Effectiveness of employment reforms
- Risky - increasing Govt spending by 70% but appeared to work as unemployment fell from 5.6 to 1.6 mil (1933-36).
- Efficent - road building schemes improved communications, by efficiently moving goods and raw materials.
- But: questionable for the Nazis manipulated the official figures.
Economic issues: Agriculture
- Agricultural prices fell as world demand fell.
- As agricultural depression deepened - led to widespread rural poverty as farmer’s wages and income fell sharply.
- Some were forced to sell farms owned for generations.
Economic attempts to solve the issue of agriculture
- Hugenburg (Reich Minister for Food and Agriculture) raised import tariffs, forcing consumers to shift their demand to domestically produced goods (cheaper).
- Hereditary Farm Law (1933) stopped banks repossessing debt-ridden farms - gave farming families greater security.
- Richard Darre set up the Reich Food Estate (Sept 1933) to regulate food production, distribution and set prices and farm wages.
- Work creation schemes send people (young women) to work on farms and building projects.
Effectiveness of agriculture reforms
- No, not all welcomed Govt control over what price to produce and sell it at.
- Helped move to autarky: increased production from 68% in 1928 to 80% in 1934.
- By 1937, agricultural prices had increased by 20% and wages rose quicker than those in industry.
Economic issues: Finance
- Because of war debts, reparations and inflation, German banking suffered serious financial problems prior to the Great Depression. The onset of the GD undermined the confidence even further.
- Foreign investment disappeared and German share prices collapsed. In 1931, five major banks collapsed.
Economic issues: Rearmanent (linked to finance)
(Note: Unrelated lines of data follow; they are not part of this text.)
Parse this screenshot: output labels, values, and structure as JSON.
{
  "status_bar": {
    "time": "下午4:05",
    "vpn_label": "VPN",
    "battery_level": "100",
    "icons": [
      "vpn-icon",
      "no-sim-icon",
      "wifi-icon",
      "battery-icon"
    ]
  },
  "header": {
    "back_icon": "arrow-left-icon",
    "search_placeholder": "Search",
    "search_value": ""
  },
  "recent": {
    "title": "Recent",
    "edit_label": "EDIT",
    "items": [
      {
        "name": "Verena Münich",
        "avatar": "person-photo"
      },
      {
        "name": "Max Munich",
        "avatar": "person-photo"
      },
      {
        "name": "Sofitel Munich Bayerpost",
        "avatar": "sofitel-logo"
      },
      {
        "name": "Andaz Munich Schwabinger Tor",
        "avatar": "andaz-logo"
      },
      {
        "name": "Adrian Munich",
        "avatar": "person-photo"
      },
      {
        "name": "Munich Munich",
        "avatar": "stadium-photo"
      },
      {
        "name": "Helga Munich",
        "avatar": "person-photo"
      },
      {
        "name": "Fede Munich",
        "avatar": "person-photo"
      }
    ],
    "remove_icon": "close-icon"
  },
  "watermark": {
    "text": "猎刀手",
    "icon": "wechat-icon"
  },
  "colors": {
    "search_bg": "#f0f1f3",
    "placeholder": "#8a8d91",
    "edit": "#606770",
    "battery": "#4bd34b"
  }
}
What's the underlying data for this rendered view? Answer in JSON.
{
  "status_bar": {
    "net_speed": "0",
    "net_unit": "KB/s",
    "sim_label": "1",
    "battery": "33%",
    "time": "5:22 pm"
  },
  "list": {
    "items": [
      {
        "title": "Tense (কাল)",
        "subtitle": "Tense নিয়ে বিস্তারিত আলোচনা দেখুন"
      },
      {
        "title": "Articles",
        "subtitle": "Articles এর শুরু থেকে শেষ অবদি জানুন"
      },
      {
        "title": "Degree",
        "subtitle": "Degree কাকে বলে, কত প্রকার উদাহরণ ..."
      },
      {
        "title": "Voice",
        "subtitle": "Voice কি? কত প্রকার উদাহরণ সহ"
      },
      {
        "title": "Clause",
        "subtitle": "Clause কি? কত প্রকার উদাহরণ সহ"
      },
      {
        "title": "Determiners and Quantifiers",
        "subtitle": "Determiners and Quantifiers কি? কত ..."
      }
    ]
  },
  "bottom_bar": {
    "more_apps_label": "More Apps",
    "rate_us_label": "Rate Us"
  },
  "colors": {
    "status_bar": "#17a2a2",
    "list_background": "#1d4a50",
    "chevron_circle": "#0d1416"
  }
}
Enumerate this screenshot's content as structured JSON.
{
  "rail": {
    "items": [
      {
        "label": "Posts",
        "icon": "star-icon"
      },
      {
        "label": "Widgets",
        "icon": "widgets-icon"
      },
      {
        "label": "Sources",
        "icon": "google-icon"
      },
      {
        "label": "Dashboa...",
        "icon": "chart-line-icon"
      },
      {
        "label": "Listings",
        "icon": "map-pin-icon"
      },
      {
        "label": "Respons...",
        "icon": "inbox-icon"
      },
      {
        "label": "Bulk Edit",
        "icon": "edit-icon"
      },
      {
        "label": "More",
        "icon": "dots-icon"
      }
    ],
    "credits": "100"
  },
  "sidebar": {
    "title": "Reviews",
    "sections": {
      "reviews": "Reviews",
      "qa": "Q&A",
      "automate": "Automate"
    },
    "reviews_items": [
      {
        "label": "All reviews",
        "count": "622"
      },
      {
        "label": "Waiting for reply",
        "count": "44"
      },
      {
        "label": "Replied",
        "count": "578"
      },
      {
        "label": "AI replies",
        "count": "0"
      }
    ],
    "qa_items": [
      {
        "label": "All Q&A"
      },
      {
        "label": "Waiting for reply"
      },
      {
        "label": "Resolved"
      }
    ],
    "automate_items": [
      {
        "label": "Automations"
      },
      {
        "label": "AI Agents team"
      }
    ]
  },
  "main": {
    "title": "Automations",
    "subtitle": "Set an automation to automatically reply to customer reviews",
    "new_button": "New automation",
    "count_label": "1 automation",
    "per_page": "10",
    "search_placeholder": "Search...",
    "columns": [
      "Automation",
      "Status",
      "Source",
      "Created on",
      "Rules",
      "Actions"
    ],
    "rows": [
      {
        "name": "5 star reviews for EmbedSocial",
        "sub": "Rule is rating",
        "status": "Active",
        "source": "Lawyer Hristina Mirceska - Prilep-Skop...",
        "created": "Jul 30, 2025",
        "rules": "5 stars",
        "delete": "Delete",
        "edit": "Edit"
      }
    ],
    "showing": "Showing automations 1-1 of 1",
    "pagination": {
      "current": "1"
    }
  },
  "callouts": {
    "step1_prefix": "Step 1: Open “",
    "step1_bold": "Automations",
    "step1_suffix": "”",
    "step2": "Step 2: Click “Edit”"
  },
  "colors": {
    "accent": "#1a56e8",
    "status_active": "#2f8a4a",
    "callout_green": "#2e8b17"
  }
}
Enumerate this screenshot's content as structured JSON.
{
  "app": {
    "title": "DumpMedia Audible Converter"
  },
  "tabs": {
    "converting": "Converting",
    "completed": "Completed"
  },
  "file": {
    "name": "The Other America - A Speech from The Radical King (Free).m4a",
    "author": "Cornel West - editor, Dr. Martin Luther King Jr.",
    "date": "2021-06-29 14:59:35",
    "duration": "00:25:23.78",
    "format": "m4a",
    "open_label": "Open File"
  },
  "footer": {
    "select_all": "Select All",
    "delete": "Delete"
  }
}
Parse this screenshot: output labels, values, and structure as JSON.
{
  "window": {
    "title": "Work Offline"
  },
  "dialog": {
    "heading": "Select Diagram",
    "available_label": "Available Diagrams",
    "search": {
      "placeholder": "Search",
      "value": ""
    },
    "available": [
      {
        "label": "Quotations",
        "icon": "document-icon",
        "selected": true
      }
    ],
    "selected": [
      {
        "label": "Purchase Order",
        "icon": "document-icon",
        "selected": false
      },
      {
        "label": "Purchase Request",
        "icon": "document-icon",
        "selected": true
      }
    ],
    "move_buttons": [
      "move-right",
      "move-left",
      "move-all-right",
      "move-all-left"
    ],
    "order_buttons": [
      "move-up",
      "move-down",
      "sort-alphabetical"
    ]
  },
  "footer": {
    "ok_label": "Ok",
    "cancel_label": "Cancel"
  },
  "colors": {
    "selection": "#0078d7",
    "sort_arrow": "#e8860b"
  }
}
- Opposed the Treaty of Versailles’s military restrictions - from 1933-39, the army increased 10x its number.
- Germany ceasing to attend the German Disarmament Conference w/ France + renounced the League of Nations = allowed military strength to speed up via the introduction of conscription in 1936.
- But = cost a large amount of money.
Economic attempts to solve the issue of rearmament (finance)
- MEFO was a private company to keep the rearmament effort a secret, for it was a direct violation of the TOV.
- MEFO would place orders for military goods, in return would pay via MEFO bills that delayed payment until the late 1930s.
- Bills worth 12 billion RM were issued to pay for rearmament + soldiers and workers were paid using it.